300 anos depois, índios querem retomar o espaço perdido no Uruguai

Um dos países mais audaciosos da AL em política social enfrenta a questão dos indígenas charruas

PABLO ALBARENGA

Depois de quase dois séculos confinados a um imaginário popular delimitado pelos relatos de seus colonizadores, os charruas reaparecem para acertar contas pendentes. A etnia que sobreviveu a mais de 300 anos de colonização e a um massacre planejado está se levantando para interpelar um Estado cujos fundamentos repousam sobre seus antepassados. O movimento reúne cerca de duas mil pessoas em todo o país que se identificam como charruas.

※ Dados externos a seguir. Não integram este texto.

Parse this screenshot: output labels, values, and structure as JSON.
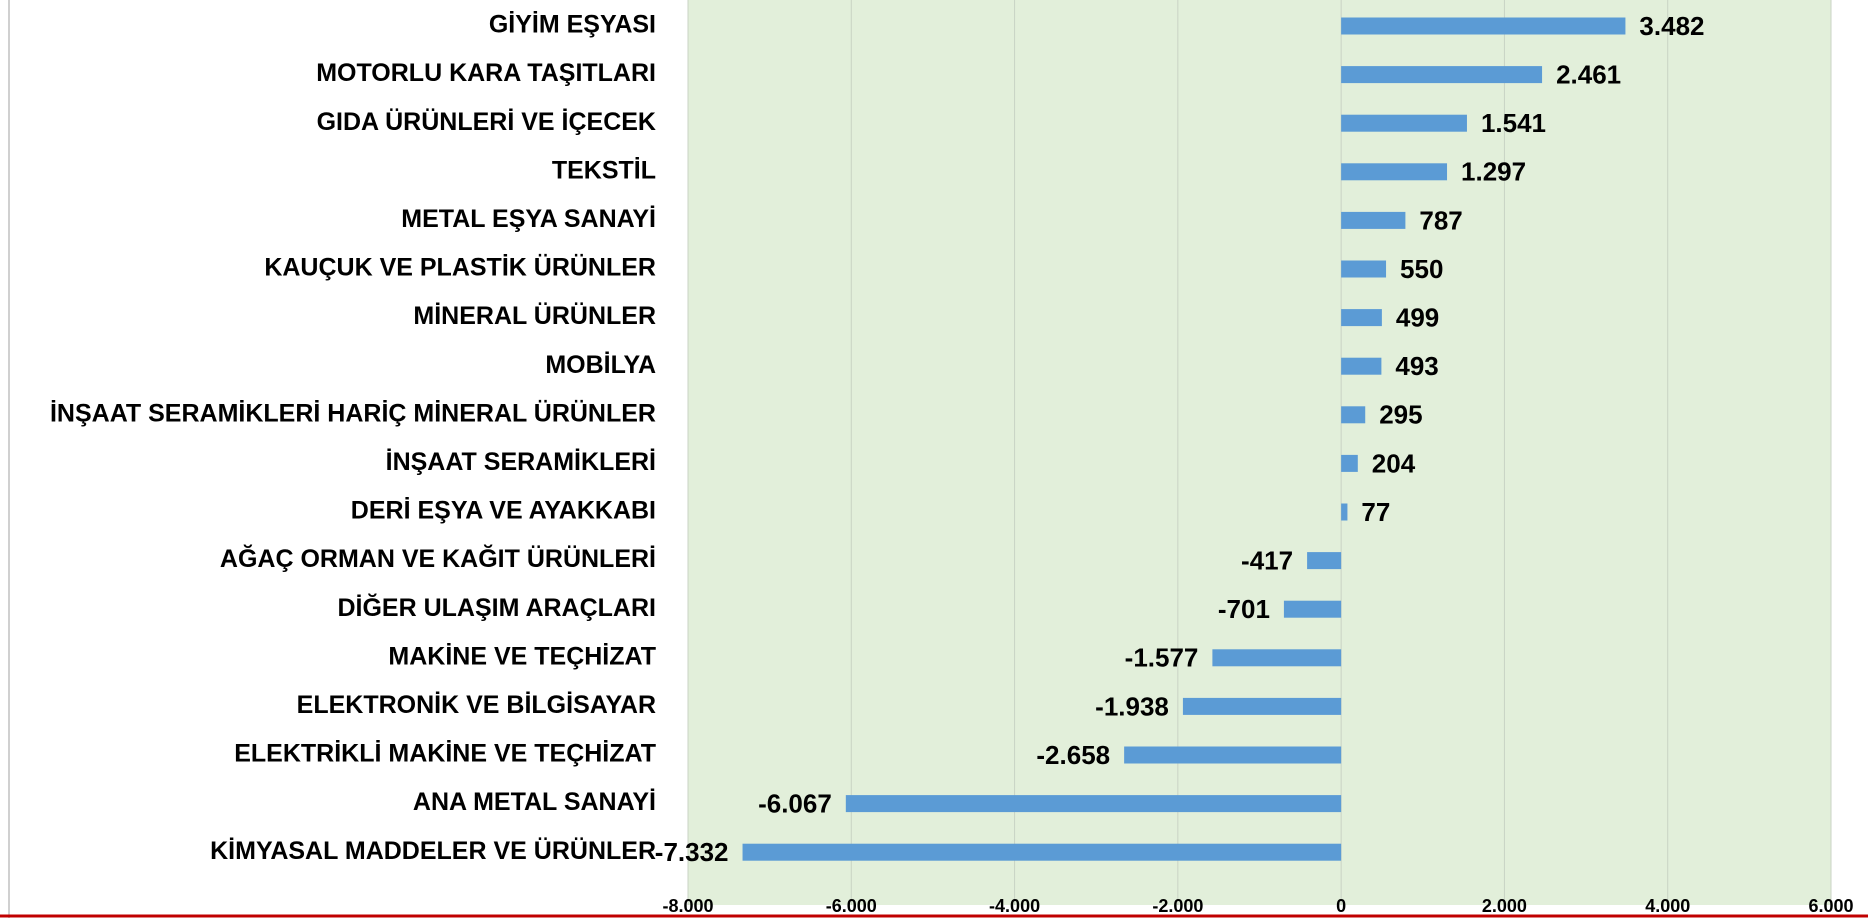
{
  "chart_data": {
    "type": "barh",
    "categories": [
      "GİYİM EŞYASI",
      "MOTORLU KARA TAŞITLARI",
      "GIDA ÜRÜNLERİ VE İÇECEK",
      "TEKSTİL",
      "METAL EŞYA SANAYİ",
      "KAUÇUK VE PLASTİK ÜRÜNLER",
      "MİNERAL ÜRÜNLER",
      "MOBİLYA",
      "İNŞAAT SERAMİKLERİ HARİÇ MİNERAL ÜRÜNLER",
      "İNŞAAT SERAMİKLERİ",
      "DERİ EŞYA VE AYAKKABI",
      "AĞAÇ ORMAN VE KAĞIT ÜRÜNLERİ",
      "DİĞER ULAŞIM ARAÇLARI",
      "MAKİNE VE TEÇHİZAT",
      "ELEKTRONİK VE BİLGİSAYAR",
      "ELEKTRİKLİ MAKİNE VE TEÇHİZAT",
      "ANA METAL SANAYİ",
      "KİMYASAL MADDELER VE ÜRÜNLER"
    ],
    "values": [
      3482,
      2461,
      1541,
      1297,
      787,
      550,
      499,
      493,
      295,
      204,
      77,
      -417,
      -701,
      -1577,
      -1938,
      -2658,
      -6067,
      -7332
    ],
    "value_labels": [
      "3.482",
      "2.461",
      "1.541",
      "1.297",
      "787",
      "550",
      "499",
      "493",
      "295",
      "204",
      "77",
      "-417",
      "-701",
      "-1.577",
      "-1.938",
      "-2.658",
      "-6.067",
      "-7.332"
    ],
    "color": "#5b9bd5",
    "xlim": [
      -8000,
      6000
    ],
    "xticks": [
      {
        "value": -8000,
        "label": "-8.000"
      },
      {
        "value": -6000,
        "label": "-6.000"
      },
      {
        "value": -4000,
        "label": "-4.000"
      },
      {
        "value": -2000,
        "label": "-2.000"
      },
      0,
      {
        "value": 2000,
        "label": "2.000"
      },
      {
        "value": 4000,
        "label": "4.000"
      },
      {
        "value": 6000,
        "label": "6.000"
      }
    ],
    "grid": true
  }
}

Além disso, os últimos estudos genéticos realizados desafiam a crença popular de que o Uruguai foi exclusivamente povoado pelos “descendentes dos navios”, principalmente vindos da Espanha e da Itália.

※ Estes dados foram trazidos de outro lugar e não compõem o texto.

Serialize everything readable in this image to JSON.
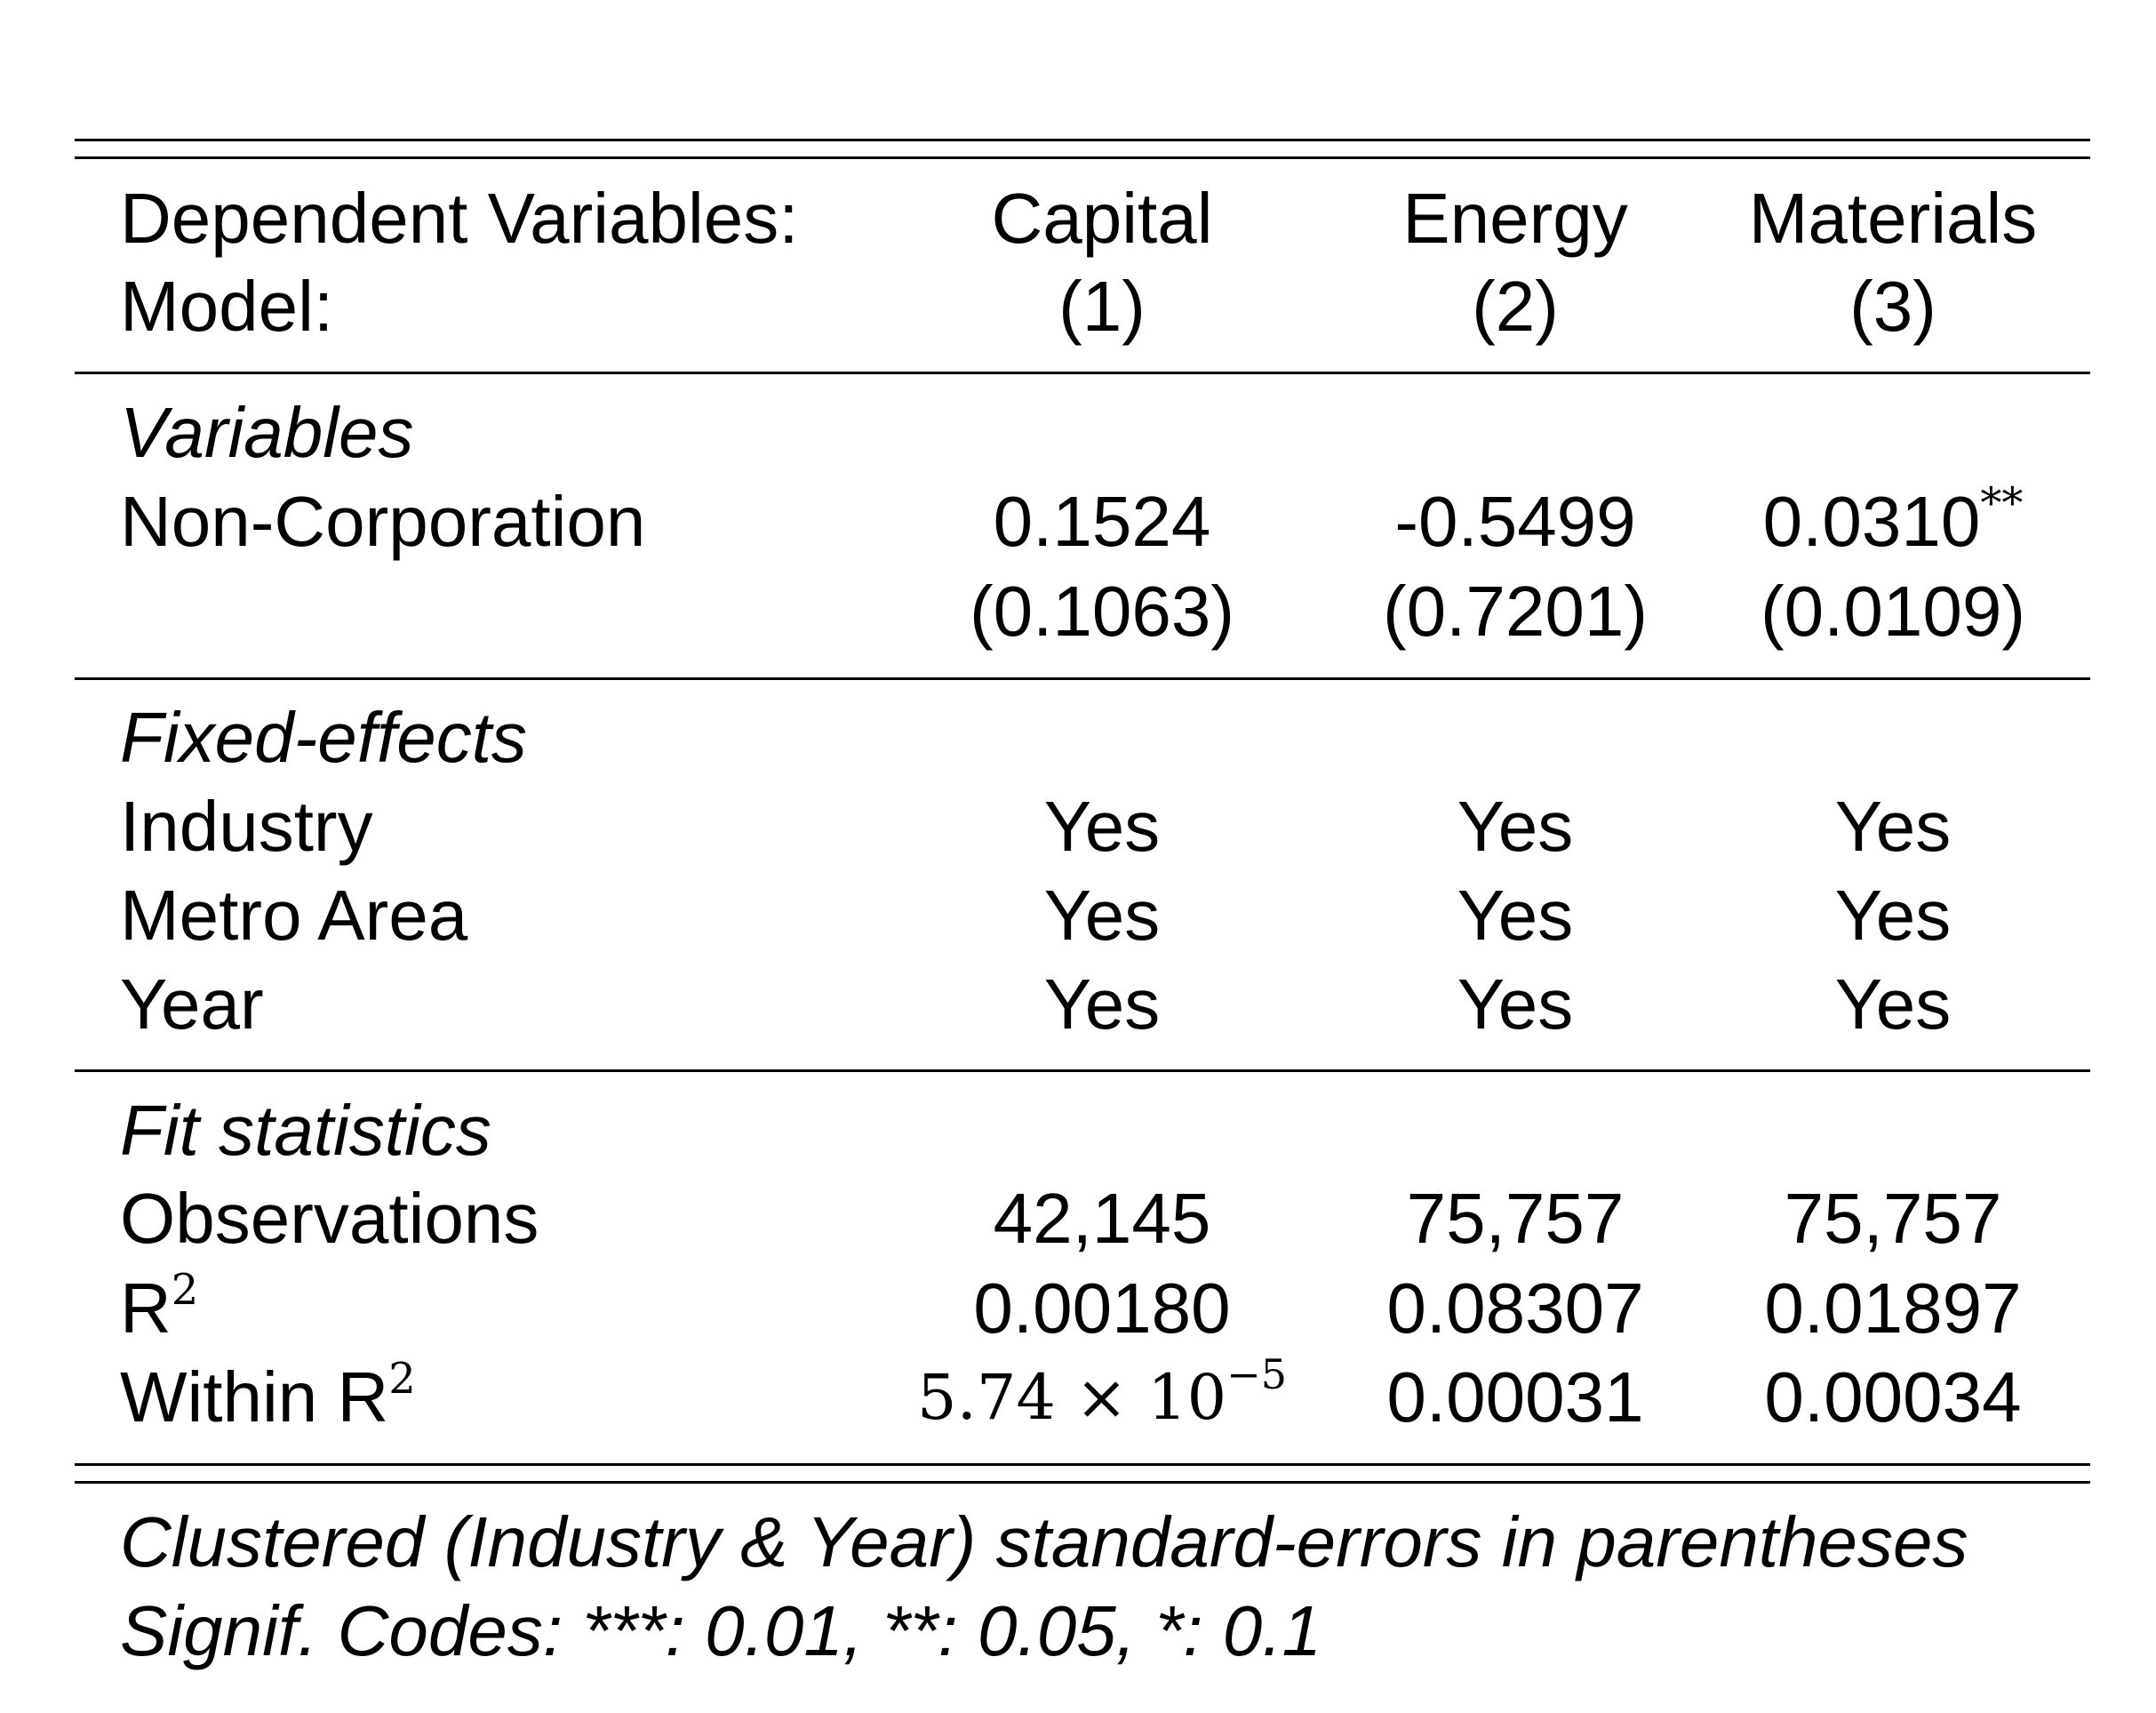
{
  "header": {
    "dep_label": "Dependent Variables:",
    "model_label": "Model:",
    "columns": [
      {
        "name": "Capital",
        "model": "(1)"
      },
      {
        "name": "Energy",
        "model": "(2)"
      },
      {
        "name": "Materials",
        "model": "(3)"
      }
    ]
  },
  "variables": {
    "section": "Variables",
    "rows": [
      {
        "label": "Non-Corporation",
        "coef": [
          "0.1524",
          "-0.5499",
          "0.0310"
        ],
        "stars": [
          "",
          "",
          "**"
        ],
        "se": [
          "(0.1063)",
          "(0.7201)",
          "(0.0109)"
        ]
      }
    ]
  },
  "fixed_effects": {
    "section": "Fixed-effects",
    "rows": [
      {
        "label": "Industry",
        "values": [
          "Yes",
          "Yes",
          "Yes"
        ]
      },
      {
        "label": "Metro Area",
        "values": [
          "Yes",
          "Yes",
          "Yes"
        ]
      },
      {
        "label": "Year",
        "values": [
          "Yes",
          "Yes",
          "Yes"
        ]
      }
    ]
  },
  "fit": {
    "section": "Fit statistics",
    "observations": {
      "label": "Observations",
      "values": [
        "42,145",
        "75,757",
        "75,757"
      ]
    },
    "r2": {
      "label": "R",
      "sup": "2",
      "values": [
        "0.00180",
        "0.08307",
        "0.01897"
      ]
    },
    "within_r2": {
      "label": "Within R",
      "sup": "2",
      "col1_mantissa": "5.74",
      "col1_times": "×",
      "col1_base": "10",
      "col1_exp": "−5",
      "values": [
        "",
        "0.00031",
        "0.00034"
      ]
    }
  },
  "notes": [
    "Clustered (Industry & Year) standard-errors in parentheses",
    "Signif. Codes: ***: 0.01, **: 0.05, *: 0.1"
  ]
}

No Uruguai, charrua é conjugado no passado. De acordo com a história oficial, os índios foram exterminados em 1831. Aqueles valentes sujeitos de olhos pequenos, maçãs do rosto salientes e cabelo preto, até recentemente só permaneciam vigentes em algumas expressões populares da cultura do Rio da Prata como a “garra charrua”, tão usada no âmbito esportivo para se referir àqueles que não desistem e lutam até o último suspiro. Talvez esta característica seja o combustível que alimenta esse ressurgimento, constituindo um processo de etnogênese.

O termo foi cunhado por Miguel Alberto Bartolomé, antropólogo, professor e pesquisador do Instituto Nacional de Antropologia e História do México. Refere-se ao processo de reconfiguração e ressurgimento de diferentes etnias motivado por fatores externos. No caso dos charruas, a violenta construção do Estado Oriental levou-os a se misturar e renunciar à sua identidade para não serem notados e evitar a discriminação. A variação das condições externas, o reconhecimento internacional das comunidades indígenas e o orgulho de pertencer fizeram com que esses povos reaparecessem, determinados a desenterrar sua história.

Para Mónica Michelena Diaz, assessora de assuntos indígenas da Unidade Étnico Racial do Ministério de Relações Exteriores, o processo de autodescoberta começou em 1985, logo após o fim da ditadura militar no Uruguai. Uma obra de teatro que reproduzia o massacre ocorrido em Salsipuedes despertou sua curiosidade.

“Para nós foi uma obra muito importante, porque questionava a forma como o Estado uruguaio foi construído”, diz Mónica, que descobriu aos 19 anos que seu bisavô era charrua. Estava cheia de perguntas e foi em busca de respostas. Esta mulher inquieta de voz suave e discurso firme fundou em 2005 o Conselho da Nação Charrua (CONACHA) com vários grupos de descendentes.

O conselho reúne hoje dez organizações de todo o país e trabalha em várias áreas. Um dos principais objetivos é que o Estado reconheça a existência da população indígena no país e que seja ratificada a Convenção 169 da OIT, que regula matérias relacionados aos costumes e direitos dos povos indígenas de manter e fortalecer suas culturas, modos de vida e instituições próprias, além de seu direito de participar efetivamente nas decisões que os afetam. Também trabalham para conseguir uma maior autoidentificação indígena e reivindicam o uso do termo “genocídio” para se referir ao massacre que ocorreu em Salsipuedes. “Nossos antepassados foram mortos em uma emboscada planejada pelo Estado”, diz Mónica.